Na procura do alfa e do ómega, comecemos por Homero, claro. Há dúvidas em torno da identidade de Homero, o autor da “Ilíada”.
Um insular, no entanto, tem uma certeza absoluta sobre o poeta cego: não nasceu numa ilha.
Se fosse insular, teria escrito a “Ilhíada”.

Cidade
de
Encontros

Imagine-se a noite imemorial, imagine-se um mar muito cheio, imaginem-se homens e mulheres à deriva, tateando no escuro que é só balsa e água, homens e mulheres à procura de um sítio onde pousar a cabeça. São desalojados de Babel que remam e rezam para o mesmo lado, homens e mulheres que inventam a esperança em muitas línguas. De repente, ouve-se um som raro, um baque imemorial para quem zarpou no início dos tempos líquido. Continua muito escuro, mas todos sabem que chegaram à paz.

É preciso anunciar aos outros que aqui há lugar.
Alguém trepa ao cimo da mais alta árvore alguma vez sentida, só sentida porque ainda não se vê claro. O homem que chega à copa assusta-se. “Já estava cansado de esperar. Prazer, sou o Prometeu. Toma.” Aquele que se diz Prometeu tem pressa, parece ter compromissos inadiáveis como uma condenação. O homem crê segurar nas mãos a aurora. É só uma tocha, que será olímpica.
Entre a folhagem, vestígios de coisas que não pertencem a quem anda e nada. “Valeu a pena. Ícaro”.
Não sabe quem foi Ícaro, mas percebe que alguém passou por aqui a sonhar descontroladamente.
Faz-se luz na vastidão das águas, emerge um halo que ilumina, sinaliza, orienta e atrai.
O homem que só queria ver em redor inventou o farol.

Você
está aqui

Tudo o que rege
a vida de uma sociedade é conceito.
Há conceitos de organização social absolutamente antagónicos, embora tenham sido chamados à existência para enquadrar realidades semelhantes.“Centro” e “periferia” também são conceitos. Por razões mais ou menos complexas, uma comunidade atribui primazia a um lugar. Talvez seja a estranha pulsão de uma espécie que se orienta para um centro que norteia. Confuso? Como a Humanidade.

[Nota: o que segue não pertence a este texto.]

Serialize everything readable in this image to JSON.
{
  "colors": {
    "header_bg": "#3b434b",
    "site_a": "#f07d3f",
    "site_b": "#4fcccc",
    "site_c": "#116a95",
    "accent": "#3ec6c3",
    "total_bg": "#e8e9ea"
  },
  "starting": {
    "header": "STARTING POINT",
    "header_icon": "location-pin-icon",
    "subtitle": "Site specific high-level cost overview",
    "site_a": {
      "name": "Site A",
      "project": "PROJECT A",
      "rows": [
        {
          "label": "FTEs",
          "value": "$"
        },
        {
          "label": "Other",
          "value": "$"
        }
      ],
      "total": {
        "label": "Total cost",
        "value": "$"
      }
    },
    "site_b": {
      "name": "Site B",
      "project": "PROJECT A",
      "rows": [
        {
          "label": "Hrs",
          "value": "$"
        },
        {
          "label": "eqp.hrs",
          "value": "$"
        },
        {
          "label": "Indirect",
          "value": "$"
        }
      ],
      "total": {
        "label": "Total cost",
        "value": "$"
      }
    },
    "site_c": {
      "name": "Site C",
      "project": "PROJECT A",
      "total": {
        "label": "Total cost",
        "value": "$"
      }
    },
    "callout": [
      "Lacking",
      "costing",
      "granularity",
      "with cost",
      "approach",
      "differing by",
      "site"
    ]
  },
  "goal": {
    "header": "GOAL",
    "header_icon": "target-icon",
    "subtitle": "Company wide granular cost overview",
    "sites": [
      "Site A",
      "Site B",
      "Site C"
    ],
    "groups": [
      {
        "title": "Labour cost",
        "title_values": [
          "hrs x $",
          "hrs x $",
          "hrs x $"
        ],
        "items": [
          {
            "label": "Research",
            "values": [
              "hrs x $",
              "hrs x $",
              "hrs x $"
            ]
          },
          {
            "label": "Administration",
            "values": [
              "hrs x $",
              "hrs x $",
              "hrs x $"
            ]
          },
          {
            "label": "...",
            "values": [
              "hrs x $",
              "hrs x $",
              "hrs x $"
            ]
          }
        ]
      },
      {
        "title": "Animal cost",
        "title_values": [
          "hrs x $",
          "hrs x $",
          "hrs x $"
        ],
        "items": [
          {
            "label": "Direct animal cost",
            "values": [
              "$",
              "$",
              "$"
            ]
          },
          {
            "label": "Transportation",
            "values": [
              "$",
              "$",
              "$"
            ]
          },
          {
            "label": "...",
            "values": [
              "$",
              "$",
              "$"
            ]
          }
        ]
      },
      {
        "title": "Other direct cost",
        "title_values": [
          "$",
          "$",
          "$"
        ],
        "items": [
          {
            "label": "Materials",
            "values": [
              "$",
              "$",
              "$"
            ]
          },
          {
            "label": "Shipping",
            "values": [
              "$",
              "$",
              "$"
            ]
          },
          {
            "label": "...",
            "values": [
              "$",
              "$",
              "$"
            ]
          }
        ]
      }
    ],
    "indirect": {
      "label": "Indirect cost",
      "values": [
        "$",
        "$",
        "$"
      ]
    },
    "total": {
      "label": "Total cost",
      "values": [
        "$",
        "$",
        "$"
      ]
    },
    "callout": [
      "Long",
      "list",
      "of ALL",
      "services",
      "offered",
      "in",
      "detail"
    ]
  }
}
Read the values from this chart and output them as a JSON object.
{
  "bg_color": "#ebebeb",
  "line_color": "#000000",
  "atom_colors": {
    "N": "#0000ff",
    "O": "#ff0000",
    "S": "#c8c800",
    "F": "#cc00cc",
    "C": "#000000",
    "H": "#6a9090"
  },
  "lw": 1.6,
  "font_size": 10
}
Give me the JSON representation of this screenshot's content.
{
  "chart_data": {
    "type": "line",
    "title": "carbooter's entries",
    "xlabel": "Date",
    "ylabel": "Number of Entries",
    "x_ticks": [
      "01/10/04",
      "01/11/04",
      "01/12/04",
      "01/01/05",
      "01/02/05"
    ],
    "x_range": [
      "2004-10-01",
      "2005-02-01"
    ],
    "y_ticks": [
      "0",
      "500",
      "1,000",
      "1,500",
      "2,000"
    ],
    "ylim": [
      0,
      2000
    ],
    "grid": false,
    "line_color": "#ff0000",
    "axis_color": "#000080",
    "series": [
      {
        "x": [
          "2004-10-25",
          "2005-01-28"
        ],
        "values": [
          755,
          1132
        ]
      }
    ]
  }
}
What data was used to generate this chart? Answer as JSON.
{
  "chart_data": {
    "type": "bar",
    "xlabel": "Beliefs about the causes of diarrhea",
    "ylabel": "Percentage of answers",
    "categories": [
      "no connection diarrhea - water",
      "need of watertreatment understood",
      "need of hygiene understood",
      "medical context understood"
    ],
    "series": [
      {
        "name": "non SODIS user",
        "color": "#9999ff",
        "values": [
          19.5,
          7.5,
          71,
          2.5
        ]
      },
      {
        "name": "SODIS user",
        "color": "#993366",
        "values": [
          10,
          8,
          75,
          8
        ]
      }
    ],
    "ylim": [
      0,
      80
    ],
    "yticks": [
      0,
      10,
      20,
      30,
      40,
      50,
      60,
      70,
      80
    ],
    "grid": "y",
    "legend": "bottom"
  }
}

Colombo alcançou a síntese, um navegador que quis do ocidente o oriente. Estaria errado? Não, só depende do ponto de vista. Num planeta em forma de globo, é possível chegar ao norte pelo sul, voltar para trás indo em frente.

Deus, o Homem, a Terra.
Tudo ao centro, tudo sobreposto, tudo empilhado na disputa de um lugar ao sol. À sombra, ri-se Copérnico, ri-se Galileu, ri-se Fernão Magalhães, homens centrais para quem os arredores não foram só paisagem. Até se riem os muitos deuses que viviam sempre na periferia, tantas vezes nas ilhas. As ilhas só foram centrais na arte, essa parte da vida real habituada aos arredores. O Funchal também padece dessa síndrome centrípeta. Invente-se um novo conceito: centros itinerantes que digam a quem chega “você está aqui”.